Scientists were surprised to learn that light pollution is increasing around the world in spite of the greater use of energy-efficient LED lights. Artificial lighting around the world increased by two per cent between 2012 and 2016. This has negative consequences for flora, fauna, and human well-being, says a report published in the journal Science Advances.
More lights everywhere
“We’ve been told that it (LED lighting) saves energy and money, and it does, but we’re putting more of it out there,” says Andrew Fazekas, an astronomy columnist with National Geographic. “Especially municipalities, commercial lighting is increasing tremendously and even for residential areas too. People, around their homes, are lighting it up even more.”Listen
As countries develop and cities grow, they install more outdoor lighting as well. There have been big increases in artificial night lighting in Asia, Africa and South America.
Scientists concerned about biological effects
Artificial lighting can have a biological effect. People’s sleep can be disrupted which can affect their health. More light can also disrupt migration and reproduction of animals and fish. For example, hatching turtles are genetically programmed to use the light of the moon to guide them back to the ocean. But now they may instead turn away from it and toward the lights of a shopping mall.
Plants may respond by growing for longer periods.

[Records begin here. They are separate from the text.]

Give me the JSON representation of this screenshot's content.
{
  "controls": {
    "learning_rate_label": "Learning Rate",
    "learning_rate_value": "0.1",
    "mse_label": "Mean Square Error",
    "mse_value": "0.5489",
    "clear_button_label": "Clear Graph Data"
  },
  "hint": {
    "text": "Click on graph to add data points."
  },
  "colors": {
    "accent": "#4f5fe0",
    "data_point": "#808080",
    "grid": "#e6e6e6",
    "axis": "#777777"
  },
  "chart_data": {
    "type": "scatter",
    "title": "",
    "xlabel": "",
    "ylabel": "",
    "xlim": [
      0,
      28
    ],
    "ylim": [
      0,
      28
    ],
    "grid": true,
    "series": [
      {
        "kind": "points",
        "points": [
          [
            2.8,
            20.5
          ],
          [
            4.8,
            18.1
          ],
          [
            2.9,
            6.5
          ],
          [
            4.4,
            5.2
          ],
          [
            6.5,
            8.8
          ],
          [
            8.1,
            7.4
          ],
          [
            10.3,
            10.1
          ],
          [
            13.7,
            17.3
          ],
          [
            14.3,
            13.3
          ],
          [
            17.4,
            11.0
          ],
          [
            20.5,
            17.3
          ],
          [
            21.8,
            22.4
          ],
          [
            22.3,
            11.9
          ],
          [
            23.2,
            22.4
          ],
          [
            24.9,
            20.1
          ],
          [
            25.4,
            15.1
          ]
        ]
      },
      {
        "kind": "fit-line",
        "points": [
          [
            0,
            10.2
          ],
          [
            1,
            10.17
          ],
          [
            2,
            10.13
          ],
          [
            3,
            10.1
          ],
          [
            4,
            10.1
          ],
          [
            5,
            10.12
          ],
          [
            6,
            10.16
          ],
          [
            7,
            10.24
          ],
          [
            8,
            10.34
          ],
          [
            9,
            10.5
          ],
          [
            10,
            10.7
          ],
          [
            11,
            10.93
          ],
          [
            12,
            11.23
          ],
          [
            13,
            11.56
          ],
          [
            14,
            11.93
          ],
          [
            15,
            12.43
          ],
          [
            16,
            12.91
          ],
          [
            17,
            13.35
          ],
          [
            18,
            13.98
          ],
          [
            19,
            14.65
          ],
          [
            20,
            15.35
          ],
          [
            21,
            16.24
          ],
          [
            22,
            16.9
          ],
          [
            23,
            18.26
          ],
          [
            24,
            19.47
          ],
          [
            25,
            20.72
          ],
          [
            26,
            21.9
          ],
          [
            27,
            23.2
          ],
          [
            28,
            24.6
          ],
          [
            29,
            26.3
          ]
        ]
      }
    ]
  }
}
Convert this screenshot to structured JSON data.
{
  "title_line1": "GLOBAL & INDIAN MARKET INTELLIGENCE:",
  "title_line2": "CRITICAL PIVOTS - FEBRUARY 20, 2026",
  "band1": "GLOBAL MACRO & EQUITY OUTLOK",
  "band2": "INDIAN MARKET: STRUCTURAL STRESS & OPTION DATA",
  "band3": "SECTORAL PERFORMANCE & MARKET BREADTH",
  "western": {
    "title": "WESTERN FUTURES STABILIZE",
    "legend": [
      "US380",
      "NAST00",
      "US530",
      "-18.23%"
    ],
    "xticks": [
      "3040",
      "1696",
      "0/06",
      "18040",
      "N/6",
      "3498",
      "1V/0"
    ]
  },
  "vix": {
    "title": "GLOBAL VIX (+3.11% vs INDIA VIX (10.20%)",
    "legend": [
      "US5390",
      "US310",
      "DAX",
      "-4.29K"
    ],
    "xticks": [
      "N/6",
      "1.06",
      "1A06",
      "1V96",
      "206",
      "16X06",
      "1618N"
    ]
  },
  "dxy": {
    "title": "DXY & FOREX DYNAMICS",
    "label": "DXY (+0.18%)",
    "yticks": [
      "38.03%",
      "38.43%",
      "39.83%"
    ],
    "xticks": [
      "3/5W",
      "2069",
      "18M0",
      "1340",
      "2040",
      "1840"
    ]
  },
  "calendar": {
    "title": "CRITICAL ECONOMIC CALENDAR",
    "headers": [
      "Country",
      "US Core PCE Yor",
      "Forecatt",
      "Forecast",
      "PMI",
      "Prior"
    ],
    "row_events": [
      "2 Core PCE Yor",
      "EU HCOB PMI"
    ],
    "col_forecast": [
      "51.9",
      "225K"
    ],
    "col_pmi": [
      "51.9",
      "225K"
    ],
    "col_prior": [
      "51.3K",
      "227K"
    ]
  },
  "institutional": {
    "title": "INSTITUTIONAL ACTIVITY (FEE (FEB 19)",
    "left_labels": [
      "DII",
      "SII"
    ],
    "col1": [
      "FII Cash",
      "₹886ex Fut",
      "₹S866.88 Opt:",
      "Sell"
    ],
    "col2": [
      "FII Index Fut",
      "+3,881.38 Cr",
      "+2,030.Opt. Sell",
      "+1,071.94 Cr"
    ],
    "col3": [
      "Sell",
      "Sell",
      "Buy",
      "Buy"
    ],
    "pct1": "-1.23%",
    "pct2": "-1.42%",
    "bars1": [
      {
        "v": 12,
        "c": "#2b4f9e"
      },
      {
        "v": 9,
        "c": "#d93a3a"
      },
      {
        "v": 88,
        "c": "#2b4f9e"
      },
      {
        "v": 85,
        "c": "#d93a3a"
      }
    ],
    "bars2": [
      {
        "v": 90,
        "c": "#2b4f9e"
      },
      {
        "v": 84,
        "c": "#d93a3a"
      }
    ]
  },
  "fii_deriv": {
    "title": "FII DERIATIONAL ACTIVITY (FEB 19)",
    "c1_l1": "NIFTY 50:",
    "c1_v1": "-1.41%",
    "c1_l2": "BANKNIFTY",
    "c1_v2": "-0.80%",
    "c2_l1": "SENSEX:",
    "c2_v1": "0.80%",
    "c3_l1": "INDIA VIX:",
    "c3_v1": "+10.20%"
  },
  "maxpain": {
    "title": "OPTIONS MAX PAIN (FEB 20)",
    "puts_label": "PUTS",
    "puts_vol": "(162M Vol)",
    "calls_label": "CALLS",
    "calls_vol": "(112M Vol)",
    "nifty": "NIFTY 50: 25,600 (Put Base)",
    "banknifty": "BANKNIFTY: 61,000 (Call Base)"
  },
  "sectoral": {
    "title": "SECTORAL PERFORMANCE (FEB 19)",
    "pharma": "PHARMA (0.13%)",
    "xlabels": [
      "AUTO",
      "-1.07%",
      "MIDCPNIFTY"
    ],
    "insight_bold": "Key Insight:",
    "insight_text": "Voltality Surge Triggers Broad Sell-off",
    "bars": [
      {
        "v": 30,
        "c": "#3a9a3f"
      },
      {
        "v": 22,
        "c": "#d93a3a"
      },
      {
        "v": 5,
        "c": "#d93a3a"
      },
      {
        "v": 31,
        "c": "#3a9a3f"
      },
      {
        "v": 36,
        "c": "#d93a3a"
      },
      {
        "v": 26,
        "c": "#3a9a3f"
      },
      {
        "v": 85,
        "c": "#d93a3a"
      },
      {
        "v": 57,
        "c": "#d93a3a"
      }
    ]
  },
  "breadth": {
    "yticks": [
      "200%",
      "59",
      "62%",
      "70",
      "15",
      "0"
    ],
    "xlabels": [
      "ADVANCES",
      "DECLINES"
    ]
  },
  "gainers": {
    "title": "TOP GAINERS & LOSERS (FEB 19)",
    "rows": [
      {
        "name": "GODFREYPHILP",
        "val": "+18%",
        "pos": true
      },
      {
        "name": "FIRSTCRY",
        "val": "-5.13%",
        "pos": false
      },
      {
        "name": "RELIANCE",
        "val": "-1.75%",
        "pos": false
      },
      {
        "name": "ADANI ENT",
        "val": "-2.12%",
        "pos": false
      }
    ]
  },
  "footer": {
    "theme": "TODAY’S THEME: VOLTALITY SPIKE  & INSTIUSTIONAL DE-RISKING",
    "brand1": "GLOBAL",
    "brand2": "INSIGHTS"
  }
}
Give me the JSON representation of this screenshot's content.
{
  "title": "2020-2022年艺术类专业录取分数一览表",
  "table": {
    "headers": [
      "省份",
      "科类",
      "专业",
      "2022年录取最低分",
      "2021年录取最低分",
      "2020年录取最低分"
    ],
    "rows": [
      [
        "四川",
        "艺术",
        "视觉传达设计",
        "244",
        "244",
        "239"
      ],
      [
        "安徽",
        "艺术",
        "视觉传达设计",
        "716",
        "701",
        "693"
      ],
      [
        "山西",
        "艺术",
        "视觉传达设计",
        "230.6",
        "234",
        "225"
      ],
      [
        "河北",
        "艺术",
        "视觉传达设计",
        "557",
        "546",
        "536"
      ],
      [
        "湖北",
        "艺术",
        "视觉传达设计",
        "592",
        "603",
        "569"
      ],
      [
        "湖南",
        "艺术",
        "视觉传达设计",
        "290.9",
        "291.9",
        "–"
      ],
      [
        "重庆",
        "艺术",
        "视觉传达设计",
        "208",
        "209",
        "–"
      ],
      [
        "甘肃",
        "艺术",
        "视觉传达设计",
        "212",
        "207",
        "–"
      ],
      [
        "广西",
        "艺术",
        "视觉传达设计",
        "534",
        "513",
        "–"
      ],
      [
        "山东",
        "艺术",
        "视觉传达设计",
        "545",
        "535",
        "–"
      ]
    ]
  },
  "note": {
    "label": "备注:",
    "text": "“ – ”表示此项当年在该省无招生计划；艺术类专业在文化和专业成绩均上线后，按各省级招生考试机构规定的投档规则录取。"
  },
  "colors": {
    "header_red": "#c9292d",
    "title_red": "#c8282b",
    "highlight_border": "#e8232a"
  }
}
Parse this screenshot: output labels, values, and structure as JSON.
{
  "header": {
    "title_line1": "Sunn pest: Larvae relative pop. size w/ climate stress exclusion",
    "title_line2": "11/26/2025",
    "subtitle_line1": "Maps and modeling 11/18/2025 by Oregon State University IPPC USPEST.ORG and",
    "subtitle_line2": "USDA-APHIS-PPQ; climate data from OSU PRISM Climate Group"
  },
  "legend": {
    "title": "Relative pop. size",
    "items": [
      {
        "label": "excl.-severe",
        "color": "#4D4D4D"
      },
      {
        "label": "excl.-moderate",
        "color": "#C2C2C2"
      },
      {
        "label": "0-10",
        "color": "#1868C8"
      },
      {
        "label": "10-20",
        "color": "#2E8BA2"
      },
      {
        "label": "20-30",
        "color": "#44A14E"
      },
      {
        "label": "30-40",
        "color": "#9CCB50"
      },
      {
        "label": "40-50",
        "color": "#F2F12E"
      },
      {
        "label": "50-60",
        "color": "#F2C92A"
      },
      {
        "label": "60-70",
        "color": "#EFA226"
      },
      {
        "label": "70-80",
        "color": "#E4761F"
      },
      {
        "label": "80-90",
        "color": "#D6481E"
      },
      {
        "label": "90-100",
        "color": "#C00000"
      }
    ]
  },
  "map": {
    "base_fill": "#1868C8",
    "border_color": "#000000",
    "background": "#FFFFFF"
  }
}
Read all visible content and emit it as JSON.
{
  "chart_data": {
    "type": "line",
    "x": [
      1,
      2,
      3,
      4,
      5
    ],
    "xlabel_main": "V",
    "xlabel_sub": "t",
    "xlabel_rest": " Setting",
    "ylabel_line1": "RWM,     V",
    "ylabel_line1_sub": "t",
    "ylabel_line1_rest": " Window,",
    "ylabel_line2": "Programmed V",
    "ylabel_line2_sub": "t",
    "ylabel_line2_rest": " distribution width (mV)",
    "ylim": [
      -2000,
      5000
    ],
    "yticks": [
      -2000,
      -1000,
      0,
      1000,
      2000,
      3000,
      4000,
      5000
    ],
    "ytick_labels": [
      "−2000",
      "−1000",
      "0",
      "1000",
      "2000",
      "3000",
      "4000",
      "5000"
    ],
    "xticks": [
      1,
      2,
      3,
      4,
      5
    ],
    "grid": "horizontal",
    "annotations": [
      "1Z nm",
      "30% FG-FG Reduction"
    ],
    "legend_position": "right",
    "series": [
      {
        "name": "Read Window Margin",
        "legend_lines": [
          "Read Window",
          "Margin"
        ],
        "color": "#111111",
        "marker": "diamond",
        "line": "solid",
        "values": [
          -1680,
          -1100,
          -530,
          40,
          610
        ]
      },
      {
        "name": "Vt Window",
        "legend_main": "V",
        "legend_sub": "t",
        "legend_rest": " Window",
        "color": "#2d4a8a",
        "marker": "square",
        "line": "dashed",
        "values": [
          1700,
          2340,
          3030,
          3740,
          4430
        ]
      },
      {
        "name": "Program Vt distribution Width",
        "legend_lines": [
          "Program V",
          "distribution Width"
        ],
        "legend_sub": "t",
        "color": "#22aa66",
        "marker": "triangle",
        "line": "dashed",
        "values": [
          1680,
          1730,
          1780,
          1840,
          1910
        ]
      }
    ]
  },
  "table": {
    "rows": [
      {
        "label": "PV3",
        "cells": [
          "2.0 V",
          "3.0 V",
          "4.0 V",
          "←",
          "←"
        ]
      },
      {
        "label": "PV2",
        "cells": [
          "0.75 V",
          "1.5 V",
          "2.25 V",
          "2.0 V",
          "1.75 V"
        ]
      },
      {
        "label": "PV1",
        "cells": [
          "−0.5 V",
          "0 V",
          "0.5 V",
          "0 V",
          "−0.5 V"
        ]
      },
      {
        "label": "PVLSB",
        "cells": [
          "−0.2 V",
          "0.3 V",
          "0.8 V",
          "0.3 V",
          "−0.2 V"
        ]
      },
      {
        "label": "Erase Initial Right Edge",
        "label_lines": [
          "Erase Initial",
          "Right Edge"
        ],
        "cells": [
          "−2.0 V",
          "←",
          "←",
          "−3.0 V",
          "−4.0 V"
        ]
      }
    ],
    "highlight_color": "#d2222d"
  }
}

Star-watchers are disheartened
And light pollution makes viewing or studying the night sky much more difficult. “I’m saddened,” says Fazekas. “As an avid sky-watcher all my life, loving the night sky and the stars, it’s really sad to see this ever-present march of, I guess you call progress, this light dome that surrounds a city is becoming wider and wider.
“And we’re becoming more and more disconnected with our common heritage of the night sky.”
Fazekas says municipalities and ordinary people could help by using lights of lower wattage and shielding them so they only shine on the areas where light is needed.